Типаж "либераста" — конечно же, Смердяков, с его желанием, чтобы "умная нация" (французы, немцы, американцы и т.д.) покорила глупую (русских) в силу культурно-исторического превосходства. На первый взгляд кажется, что речь идёт о цивилизационном превосходстве; на самом деле в виду имеется бытовой комфорт ("сто сортов сыра и колбасы"), т.е. жизнь в соответствии с системой потребностей верхней части Запада капиталистической эпохи. При этом забывается, что в основе этого высокого уровня комфорта, часть которого в ХХ в. под давлением СССР стала перепадать западным "мидлам" и даже верхушке "пролов" (за что это западное быдло так никогда и не почувствовало благодарности к СССР), лежали благоприятный климат (Гольфстрим), жестокая эксплуатация своих низов и ограбление колоний и полуколоний. Поскольку в России и у России ничего этого не было, то оформившееся во второй половине XVIII в. стремление части российских верхов жить по западной системе потребностей требовало отчуждения у низов не только прибавочного, но и необходимого продукта. Психологическим оправданием этого становилось презрительное отношение к народу: "азиатам", "дикарям" и т. п. В то же время поскольку, во-первых, в России господствующие группы, в отличие от Запада, были функциональными органами власти и зависели от неё; во-вторых, эта центральная власть контролировала их и с конца XVIII в. (с Павла I) ограничивала эксплуатацию низов верхами (в своих, разумеется, интересах), а со времён Александра II ограничивала (как могла) капитал: местный и проникновение чужого, — то объектом аутофобии части верхов становился не только народ, но и государство, его центрально-верховная власть. В таком отношении данная часть верхов совпадала с определёнными сегментами российского капитала и, конечно же, капитала западного — с обслуживавшими его государствами Запада и хозяевами как этих государств, так и капитала — закрытыми наднациональными структурами мирового согласования и управления.
Таков, на мой взгляд, в самых общих чертах, генезис аутофобии в России. Он лишь по форме носит культурно-цивилизационный характер. По сути же — это классовое явление, связанное с интеграцией части верхов Большой системы "Россия" в Большую систему "Капитализм": классовые интересы требуют национально-культурной перекодировки, предатель (как в широком, так и в узком смысле) должен оправдывать предательство и себя ненавистью к объекту предательства. В случае этнонациональной инаковости ненависть может усиливаться многократно. И всё же главный мотив — классовый.
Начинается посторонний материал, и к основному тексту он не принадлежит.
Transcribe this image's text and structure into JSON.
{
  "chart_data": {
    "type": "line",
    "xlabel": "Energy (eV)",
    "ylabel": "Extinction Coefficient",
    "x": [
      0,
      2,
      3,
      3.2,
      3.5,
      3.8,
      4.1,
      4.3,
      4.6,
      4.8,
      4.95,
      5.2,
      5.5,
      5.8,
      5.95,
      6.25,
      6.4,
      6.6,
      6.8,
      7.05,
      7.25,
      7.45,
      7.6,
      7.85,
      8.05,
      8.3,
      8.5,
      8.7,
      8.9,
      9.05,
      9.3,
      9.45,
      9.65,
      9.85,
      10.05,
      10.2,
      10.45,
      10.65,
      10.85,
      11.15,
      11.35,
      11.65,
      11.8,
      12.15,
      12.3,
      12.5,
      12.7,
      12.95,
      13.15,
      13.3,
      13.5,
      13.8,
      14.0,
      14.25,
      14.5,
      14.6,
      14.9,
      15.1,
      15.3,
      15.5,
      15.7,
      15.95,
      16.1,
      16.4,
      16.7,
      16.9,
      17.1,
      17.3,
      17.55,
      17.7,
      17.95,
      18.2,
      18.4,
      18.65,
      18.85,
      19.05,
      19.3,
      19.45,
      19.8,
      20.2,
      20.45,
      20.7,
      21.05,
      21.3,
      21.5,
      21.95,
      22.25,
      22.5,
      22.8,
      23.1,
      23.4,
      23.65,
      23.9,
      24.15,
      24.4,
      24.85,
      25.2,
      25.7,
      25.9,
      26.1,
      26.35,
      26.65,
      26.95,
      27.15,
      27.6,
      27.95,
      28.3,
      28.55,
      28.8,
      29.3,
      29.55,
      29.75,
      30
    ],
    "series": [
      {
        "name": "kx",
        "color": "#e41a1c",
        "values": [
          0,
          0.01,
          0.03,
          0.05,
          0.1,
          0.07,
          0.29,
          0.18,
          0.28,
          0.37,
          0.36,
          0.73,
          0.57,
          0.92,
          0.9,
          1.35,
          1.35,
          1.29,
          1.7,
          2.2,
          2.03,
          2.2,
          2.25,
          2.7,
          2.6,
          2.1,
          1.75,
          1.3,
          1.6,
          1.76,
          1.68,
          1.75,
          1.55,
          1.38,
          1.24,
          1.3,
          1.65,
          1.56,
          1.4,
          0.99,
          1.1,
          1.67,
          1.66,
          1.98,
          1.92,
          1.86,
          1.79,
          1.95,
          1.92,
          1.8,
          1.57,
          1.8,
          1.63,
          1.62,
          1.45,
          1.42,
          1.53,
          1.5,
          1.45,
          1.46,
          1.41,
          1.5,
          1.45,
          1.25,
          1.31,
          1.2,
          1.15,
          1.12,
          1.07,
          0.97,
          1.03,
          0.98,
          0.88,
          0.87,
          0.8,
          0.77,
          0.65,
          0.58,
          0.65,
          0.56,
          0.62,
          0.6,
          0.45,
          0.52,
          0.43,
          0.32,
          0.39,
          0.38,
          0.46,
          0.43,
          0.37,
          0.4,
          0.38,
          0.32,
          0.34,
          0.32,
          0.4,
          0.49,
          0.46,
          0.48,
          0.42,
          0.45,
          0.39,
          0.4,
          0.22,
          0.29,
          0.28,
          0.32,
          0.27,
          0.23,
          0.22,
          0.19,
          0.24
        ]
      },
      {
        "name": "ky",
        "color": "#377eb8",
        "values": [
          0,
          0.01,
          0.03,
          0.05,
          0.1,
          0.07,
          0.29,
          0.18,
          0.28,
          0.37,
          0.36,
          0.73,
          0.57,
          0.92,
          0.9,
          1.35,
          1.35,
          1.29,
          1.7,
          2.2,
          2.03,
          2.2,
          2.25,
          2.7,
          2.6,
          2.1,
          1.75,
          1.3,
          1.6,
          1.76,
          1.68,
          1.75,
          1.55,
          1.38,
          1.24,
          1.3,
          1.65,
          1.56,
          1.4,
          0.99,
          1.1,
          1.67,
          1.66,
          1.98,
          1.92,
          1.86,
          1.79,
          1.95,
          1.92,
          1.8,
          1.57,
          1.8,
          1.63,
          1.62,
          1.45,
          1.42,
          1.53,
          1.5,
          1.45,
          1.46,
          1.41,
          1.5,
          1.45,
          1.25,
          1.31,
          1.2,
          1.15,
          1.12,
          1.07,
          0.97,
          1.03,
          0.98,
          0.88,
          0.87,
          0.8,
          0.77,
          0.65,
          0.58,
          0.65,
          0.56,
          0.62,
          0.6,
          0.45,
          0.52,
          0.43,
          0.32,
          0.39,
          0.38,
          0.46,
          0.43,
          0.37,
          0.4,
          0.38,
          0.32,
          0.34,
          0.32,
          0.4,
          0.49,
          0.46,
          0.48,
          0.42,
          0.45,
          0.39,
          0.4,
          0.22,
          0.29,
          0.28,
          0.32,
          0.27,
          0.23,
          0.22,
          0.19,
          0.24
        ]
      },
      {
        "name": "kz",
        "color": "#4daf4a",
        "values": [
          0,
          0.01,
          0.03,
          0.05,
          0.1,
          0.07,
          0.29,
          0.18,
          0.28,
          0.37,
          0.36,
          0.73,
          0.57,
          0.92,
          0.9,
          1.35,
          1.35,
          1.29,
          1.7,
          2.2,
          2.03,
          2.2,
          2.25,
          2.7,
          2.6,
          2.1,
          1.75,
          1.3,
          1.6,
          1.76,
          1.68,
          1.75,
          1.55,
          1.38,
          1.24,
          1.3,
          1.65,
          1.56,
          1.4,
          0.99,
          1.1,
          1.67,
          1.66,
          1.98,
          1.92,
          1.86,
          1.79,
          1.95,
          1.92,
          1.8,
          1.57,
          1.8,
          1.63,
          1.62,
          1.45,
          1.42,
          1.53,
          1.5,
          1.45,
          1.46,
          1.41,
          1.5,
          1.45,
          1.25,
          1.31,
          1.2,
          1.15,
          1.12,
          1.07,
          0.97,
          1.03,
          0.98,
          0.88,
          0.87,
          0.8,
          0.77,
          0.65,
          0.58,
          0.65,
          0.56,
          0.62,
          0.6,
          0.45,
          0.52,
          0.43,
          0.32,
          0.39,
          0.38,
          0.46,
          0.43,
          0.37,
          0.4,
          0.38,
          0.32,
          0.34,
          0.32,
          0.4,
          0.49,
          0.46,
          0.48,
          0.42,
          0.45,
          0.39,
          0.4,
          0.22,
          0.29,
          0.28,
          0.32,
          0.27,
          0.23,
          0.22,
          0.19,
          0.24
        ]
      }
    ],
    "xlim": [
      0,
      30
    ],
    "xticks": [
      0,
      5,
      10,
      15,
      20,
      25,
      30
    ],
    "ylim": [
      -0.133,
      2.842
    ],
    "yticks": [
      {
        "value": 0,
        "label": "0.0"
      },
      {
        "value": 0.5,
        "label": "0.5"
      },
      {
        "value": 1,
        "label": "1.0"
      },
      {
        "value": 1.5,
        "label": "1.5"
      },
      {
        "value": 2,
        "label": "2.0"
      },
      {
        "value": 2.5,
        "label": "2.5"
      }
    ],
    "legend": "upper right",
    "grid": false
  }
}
Достоевского и русские народные сказки чубайсы ненавидят не столько по национально-культурным причинам (хотя и по ним, видимо, тоже), сколько по классовым.
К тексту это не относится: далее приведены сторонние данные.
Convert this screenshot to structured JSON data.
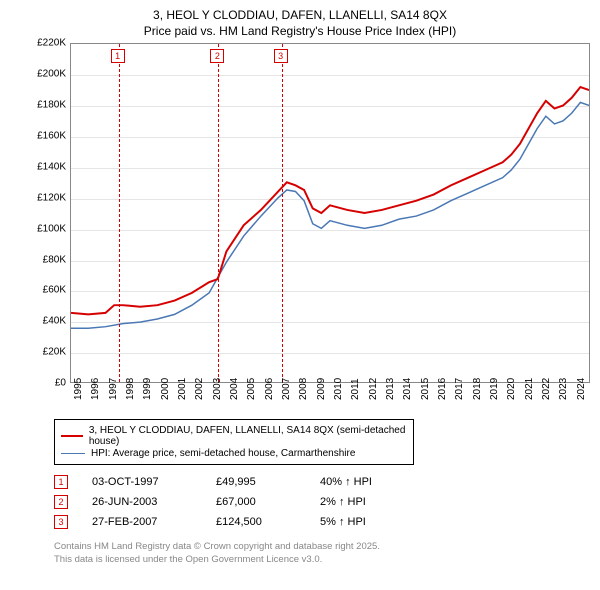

Аутофобия — это идейно-поведенческий комплекс тех групп, которые стремятся к таким формам эксплуатации населения, которые сформированы Западом-Капиталом, но запредельны для русской системы работ; всё, что стоит на пути такой эксплуатации: государство, традиционные русские ценности, определённая численность населения — вызывает у западоидных аутофобных групп ненависть и, по их мнению, должно быть уничтожено как "отсталое", "второсортное", "мешающее прогрессу", "неоптимальное", "неэффективное" и т. п.
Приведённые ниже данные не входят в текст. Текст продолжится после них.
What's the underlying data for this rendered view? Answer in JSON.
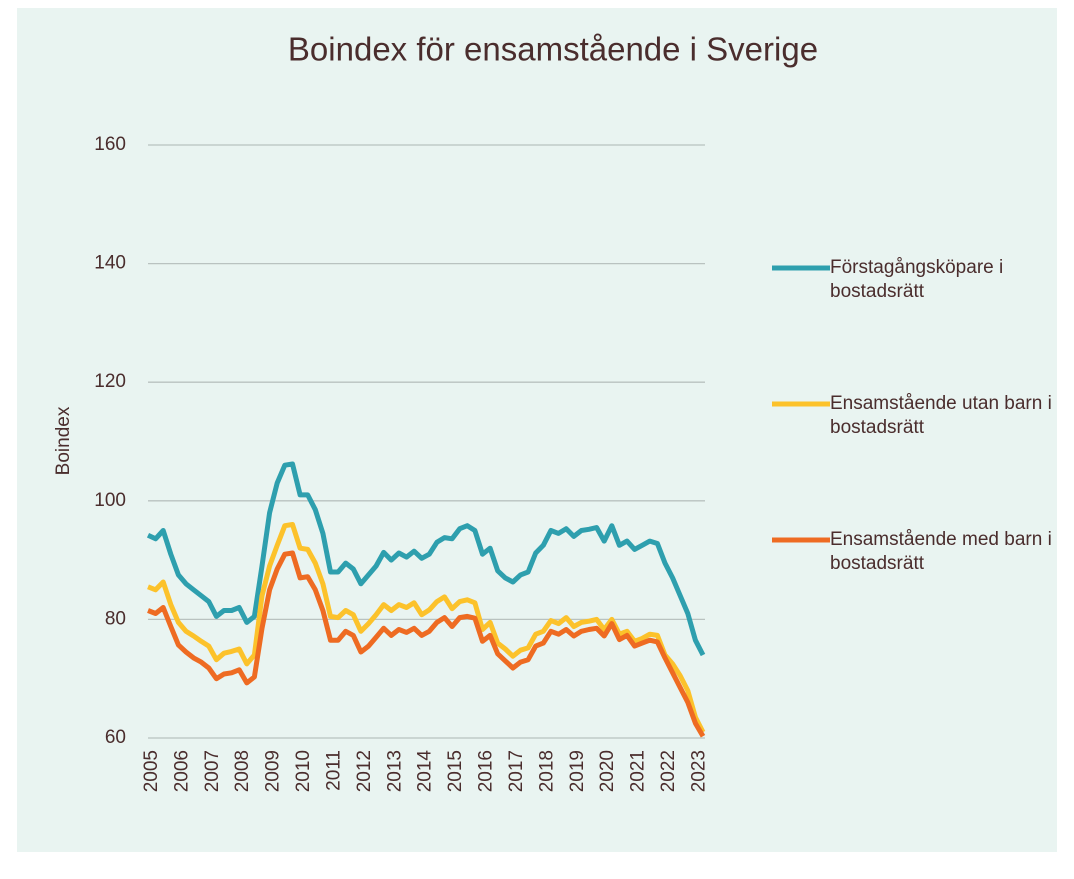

Русская революция начала ХХ в., а затем системный антикапитализм в виде СССР, казалось, должен был покончить с этим, но в 1930-е—50-е годы, т.е. в сталинский период, удалось подобный тренд лишь приглушить, подавить, как оказалось — временно. Со второй половины 1950-х годов в соответствии с логикой развития системного же антикапитализма (его производственная база была такой же, как у капитализма, — индустриальной) и его системообразующего элемента — номенклатуры, с одной стороны, и постепенной интеграцией СССР в мировой рынок, с другой, началась эрозия системного антикапитализма как "системного" и как "анти". В номенклатуре к рубежу 1960–1970-х годов сформировался небольшой, но весьма влиятельный, ориентированный на Запад слой, которому само наличие СССР, советской власти мешало превратиться в класс собственников; одно дело тайком размещать на Западе активы, создавать паутину совзагранбанков в обмен на уступки хозяевам Запада и отказ от прорывных технологий или даже сдачу их врагу с опаской, что возьмут за задницу, и совсем другое — легализоваться в прямом и переносном смысле, демонтировав строй, который основан на отрицании частной собственности и эксплуатации. Отсюда — второе, уже антисоветское (в снятом виде оно содержит и русофобию) пришествие автофобии, тщательно камуфлируемое до поры до времени под пролетарский интернационализм, под нетерпимость к национализму (особенно русскому), ко всему "почвенному". Показательно, что будущий "прораб перестройки" А.Н. Яковлев впервые засветился статьёй-доносом, направленной против писателей-почвенников.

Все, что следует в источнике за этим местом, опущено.